The pipeline of reasoning that powers society… and LLMs.

· Bits and Bobs 5/6/24

The vast majority of "reasoning" is actually a fuzzy interpolation of previously cached answers.

The caching is not just in a single brain, but in the collective actions and records of all of society.

At some point, a single brain fires up its expensive System Two to squeeze out a new seed crystal of novel reasoning.

That seed crystal is released into the world: put into practice, maybe written down.

As other people come across it, they make a judgment call: is it useful?

They might try it out themselves, or write it down themselves to share with an even broader audience.

The more likely that seed crystal is to be actually useful, the more likely it is that someone somewhere in society takes the trouble to replicate it, by doing the action, or writing it down again, or sharing it.

That means that at any given point if you sample a random bit of "reasoning" in society, the chance that it's at least good enough (that is, "useful") is very high… especially when you compare it to a randomly generated thought.

LLMs then come along and hover up this broad societal-scale collection of crystals of reasoning (at least, the ones that are written down somewhere).

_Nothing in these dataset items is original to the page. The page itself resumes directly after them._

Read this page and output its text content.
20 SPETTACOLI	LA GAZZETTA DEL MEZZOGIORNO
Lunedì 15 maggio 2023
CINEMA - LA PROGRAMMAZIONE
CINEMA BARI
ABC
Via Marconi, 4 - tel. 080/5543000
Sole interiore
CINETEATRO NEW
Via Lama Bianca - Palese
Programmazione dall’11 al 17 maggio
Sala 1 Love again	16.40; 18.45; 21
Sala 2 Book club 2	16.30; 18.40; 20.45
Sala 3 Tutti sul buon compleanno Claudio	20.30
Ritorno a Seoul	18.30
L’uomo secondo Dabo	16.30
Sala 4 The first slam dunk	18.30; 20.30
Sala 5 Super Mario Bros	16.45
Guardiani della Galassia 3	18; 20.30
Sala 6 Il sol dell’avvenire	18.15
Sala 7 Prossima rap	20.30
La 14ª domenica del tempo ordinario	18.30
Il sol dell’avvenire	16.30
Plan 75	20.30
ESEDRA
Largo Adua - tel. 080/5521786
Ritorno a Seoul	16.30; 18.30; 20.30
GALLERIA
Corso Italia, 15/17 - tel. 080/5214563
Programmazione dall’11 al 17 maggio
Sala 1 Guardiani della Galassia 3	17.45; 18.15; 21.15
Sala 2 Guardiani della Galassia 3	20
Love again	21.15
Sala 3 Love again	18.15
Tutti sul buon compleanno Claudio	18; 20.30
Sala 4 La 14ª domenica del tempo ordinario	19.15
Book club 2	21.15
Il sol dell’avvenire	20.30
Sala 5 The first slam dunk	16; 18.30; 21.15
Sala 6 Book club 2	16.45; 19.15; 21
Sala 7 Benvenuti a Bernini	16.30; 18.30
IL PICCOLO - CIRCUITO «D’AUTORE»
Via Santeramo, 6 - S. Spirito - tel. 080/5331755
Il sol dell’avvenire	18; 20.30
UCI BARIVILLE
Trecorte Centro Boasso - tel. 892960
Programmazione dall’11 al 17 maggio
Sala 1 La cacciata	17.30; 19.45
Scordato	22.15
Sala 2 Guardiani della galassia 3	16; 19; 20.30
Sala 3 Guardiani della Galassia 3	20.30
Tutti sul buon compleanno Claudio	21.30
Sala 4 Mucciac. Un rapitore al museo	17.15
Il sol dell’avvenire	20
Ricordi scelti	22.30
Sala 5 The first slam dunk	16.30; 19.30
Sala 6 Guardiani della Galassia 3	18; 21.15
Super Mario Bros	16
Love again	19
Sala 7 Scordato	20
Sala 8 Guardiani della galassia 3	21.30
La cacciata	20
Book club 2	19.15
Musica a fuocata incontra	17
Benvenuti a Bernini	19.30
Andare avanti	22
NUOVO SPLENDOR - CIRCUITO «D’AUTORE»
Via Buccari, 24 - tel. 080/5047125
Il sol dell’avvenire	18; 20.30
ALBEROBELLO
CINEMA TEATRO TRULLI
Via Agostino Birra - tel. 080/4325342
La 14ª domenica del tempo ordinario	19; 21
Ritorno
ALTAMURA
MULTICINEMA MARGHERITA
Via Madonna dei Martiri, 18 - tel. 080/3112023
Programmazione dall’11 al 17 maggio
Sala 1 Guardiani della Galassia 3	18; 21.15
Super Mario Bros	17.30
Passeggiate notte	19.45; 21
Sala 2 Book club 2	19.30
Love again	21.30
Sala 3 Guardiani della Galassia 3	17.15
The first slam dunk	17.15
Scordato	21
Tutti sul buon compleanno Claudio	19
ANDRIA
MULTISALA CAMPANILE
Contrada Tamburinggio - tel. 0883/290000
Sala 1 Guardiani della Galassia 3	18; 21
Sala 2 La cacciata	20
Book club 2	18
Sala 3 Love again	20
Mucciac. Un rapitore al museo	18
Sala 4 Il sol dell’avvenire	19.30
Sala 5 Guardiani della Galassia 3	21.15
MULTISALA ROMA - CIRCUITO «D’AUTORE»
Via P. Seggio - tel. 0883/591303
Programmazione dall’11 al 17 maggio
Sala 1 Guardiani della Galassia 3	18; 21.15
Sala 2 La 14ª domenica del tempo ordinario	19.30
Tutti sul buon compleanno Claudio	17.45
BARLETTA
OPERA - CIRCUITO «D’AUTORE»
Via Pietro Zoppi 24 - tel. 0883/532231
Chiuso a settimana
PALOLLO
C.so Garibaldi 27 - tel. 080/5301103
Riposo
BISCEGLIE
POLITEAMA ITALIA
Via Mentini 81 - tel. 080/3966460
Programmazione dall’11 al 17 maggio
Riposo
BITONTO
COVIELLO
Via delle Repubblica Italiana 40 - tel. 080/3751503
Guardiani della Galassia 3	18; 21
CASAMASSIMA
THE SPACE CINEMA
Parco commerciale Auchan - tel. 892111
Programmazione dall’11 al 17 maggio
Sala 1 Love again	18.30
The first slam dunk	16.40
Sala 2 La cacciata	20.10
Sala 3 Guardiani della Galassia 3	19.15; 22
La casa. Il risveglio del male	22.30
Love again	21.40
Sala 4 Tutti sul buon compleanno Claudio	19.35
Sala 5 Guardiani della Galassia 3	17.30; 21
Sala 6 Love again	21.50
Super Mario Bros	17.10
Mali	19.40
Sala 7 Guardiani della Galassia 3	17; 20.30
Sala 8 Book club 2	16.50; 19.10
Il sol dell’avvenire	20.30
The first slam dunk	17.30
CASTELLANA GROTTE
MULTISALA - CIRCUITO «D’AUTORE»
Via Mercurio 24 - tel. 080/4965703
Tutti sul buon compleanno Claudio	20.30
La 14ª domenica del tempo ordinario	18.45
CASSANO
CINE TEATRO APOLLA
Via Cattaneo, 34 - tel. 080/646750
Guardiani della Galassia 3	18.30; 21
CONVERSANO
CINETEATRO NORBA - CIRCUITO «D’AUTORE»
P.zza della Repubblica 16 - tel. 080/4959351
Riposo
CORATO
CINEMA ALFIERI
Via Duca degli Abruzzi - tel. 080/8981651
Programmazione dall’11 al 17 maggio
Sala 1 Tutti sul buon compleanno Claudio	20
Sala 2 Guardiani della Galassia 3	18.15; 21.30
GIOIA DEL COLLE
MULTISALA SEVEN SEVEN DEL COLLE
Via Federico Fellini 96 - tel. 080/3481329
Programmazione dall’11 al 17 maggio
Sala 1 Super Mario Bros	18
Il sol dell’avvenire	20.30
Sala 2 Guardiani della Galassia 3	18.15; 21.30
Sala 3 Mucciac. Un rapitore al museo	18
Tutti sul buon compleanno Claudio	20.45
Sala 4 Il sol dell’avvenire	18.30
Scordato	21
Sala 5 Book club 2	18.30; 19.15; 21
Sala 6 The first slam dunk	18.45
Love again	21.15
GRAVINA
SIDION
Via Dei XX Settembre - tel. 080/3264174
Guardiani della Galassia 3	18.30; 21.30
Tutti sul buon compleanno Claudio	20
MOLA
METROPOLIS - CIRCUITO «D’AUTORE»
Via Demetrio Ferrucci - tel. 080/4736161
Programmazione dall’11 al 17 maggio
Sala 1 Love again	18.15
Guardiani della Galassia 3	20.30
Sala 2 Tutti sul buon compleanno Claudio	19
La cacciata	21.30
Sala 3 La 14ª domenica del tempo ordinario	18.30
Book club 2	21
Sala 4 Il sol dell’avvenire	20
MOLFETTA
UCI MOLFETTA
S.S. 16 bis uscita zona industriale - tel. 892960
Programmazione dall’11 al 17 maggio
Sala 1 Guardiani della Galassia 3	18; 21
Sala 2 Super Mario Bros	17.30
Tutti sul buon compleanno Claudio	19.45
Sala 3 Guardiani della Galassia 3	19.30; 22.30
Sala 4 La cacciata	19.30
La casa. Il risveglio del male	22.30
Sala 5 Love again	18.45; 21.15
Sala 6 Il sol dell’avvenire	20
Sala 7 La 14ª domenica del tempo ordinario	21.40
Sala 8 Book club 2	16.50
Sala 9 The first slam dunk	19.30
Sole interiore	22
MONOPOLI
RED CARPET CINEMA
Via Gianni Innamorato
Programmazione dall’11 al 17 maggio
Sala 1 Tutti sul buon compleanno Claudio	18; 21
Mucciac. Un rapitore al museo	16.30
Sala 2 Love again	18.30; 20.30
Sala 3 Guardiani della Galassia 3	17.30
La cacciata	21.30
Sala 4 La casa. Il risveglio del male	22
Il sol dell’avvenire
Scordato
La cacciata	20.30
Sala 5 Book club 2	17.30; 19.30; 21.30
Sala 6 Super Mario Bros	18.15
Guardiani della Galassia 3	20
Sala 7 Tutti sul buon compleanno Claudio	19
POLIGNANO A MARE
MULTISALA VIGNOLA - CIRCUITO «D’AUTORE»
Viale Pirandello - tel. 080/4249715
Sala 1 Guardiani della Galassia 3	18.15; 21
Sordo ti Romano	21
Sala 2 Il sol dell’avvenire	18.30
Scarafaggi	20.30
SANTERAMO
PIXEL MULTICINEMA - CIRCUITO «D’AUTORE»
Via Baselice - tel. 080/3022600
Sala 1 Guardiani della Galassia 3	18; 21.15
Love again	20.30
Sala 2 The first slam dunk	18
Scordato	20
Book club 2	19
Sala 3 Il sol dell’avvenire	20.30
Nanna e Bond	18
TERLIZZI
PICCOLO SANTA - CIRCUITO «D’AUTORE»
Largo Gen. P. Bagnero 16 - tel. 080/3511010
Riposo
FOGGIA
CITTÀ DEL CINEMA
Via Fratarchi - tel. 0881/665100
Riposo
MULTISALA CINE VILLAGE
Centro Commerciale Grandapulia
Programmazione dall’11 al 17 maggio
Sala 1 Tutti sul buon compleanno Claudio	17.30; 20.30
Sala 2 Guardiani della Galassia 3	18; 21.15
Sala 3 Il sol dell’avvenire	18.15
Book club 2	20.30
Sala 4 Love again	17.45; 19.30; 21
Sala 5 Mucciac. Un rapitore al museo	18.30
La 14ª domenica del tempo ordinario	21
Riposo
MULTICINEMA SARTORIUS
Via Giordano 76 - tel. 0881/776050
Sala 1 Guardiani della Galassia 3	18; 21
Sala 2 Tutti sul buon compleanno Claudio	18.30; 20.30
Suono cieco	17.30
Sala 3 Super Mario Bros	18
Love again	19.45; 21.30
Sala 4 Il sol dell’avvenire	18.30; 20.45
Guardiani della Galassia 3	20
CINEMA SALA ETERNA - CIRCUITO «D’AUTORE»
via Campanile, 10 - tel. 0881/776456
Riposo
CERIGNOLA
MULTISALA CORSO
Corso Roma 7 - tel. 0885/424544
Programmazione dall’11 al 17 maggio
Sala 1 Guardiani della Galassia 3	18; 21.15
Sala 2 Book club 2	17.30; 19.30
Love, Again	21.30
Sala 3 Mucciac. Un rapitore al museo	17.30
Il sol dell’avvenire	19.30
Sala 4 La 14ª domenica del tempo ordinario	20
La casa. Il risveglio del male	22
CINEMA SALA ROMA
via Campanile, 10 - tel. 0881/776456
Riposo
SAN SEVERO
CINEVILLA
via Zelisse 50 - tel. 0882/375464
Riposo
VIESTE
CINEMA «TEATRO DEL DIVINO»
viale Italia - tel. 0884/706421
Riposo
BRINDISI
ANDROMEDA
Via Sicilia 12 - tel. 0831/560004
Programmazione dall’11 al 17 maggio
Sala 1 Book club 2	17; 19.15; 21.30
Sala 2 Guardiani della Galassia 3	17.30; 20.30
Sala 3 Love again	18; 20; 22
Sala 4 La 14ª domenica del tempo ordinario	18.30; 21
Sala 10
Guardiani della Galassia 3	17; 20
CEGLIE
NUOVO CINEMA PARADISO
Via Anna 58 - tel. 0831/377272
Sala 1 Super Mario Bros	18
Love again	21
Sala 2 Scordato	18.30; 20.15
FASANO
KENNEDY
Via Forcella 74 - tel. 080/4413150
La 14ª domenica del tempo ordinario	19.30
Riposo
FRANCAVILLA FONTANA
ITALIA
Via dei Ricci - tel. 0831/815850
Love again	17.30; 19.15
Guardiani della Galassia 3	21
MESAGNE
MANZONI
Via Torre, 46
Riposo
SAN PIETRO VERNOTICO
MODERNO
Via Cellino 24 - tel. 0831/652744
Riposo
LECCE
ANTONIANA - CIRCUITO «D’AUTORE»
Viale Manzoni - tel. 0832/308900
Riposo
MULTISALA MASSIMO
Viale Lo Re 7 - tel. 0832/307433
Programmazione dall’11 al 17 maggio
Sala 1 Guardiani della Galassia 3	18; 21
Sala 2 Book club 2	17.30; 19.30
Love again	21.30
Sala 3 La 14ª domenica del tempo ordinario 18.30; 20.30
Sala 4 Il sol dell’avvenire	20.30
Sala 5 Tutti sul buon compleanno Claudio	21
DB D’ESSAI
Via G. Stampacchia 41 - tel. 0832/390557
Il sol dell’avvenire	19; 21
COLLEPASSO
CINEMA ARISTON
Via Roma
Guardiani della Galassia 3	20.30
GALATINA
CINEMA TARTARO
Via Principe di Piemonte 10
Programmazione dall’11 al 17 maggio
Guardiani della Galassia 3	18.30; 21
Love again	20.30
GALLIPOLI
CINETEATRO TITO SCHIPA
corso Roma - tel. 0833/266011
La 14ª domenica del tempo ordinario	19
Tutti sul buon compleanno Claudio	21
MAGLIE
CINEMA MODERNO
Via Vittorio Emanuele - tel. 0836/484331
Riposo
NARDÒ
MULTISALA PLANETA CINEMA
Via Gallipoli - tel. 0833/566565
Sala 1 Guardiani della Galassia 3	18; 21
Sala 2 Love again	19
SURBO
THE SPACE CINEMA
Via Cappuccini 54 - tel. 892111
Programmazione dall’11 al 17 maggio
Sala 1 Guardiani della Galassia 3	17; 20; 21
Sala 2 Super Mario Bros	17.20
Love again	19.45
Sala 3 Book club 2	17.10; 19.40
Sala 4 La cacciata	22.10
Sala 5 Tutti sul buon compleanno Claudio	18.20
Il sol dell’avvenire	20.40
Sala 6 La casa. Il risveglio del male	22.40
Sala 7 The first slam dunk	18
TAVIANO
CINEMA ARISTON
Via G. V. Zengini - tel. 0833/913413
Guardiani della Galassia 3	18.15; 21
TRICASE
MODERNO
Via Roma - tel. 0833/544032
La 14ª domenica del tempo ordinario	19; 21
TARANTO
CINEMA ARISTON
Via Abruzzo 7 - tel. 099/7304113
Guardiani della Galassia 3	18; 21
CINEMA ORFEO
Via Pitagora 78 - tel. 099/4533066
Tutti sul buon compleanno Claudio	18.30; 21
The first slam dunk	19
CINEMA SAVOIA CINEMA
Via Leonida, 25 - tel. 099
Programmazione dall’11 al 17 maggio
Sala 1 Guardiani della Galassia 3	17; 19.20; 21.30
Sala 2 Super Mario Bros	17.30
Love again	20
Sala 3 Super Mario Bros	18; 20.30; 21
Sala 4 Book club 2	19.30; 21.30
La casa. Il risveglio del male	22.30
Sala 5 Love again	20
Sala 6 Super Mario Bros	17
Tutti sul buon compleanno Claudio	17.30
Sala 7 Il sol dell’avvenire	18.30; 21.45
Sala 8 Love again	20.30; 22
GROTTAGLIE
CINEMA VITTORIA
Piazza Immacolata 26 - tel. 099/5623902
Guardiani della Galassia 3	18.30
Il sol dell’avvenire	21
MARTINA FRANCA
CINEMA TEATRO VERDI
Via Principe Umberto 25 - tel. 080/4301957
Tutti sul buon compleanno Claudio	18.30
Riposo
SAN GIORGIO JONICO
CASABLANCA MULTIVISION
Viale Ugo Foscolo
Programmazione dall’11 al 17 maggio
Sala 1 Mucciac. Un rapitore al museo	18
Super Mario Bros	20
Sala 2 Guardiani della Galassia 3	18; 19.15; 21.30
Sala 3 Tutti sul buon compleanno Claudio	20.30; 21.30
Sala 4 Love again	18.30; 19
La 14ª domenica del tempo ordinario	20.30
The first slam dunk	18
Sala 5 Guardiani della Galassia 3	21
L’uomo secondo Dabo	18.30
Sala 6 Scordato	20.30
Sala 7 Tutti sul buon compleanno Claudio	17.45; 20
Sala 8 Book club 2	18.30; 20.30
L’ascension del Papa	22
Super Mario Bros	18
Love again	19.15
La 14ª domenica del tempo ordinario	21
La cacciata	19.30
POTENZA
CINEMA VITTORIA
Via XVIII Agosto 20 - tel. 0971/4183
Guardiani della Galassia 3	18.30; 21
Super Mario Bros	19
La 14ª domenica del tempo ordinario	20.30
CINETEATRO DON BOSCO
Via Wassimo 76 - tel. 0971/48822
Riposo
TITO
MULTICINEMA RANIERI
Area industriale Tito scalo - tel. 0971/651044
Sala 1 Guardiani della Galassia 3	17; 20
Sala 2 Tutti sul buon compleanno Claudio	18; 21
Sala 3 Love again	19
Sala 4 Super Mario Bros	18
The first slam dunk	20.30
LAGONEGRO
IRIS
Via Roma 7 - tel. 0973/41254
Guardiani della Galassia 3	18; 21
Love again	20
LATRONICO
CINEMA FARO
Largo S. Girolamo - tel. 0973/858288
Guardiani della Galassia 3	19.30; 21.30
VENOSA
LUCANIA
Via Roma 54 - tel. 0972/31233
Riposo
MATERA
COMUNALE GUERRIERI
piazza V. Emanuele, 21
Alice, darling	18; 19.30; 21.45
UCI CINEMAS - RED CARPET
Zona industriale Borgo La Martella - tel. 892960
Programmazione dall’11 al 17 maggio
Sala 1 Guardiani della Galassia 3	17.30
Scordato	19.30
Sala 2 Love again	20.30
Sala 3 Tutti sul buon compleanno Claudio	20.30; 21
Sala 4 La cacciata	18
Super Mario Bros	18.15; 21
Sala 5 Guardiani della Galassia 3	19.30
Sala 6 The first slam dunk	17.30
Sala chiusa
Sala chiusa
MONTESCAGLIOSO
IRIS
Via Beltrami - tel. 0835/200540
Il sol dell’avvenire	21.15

The LLM is now a hyper-dimensional crystal that captures a whole universe of useful bits of cached bits of reasoning.

The LLM can only do a facsimile of reasoning, but that is also all that humans do the vast, vast majority of the time.

And it is gobsmackingly good at that facsimile!

Humans have an inner monologue so they can string out multiple steps of reasoning, using fuzzy vibes to generalize intermediate cached answers to get a novel multi-stage result that's likely to be good enough.

LLMs don't have an inner monologue by default, but that's why chain-of-thought and other techniques help them get better results.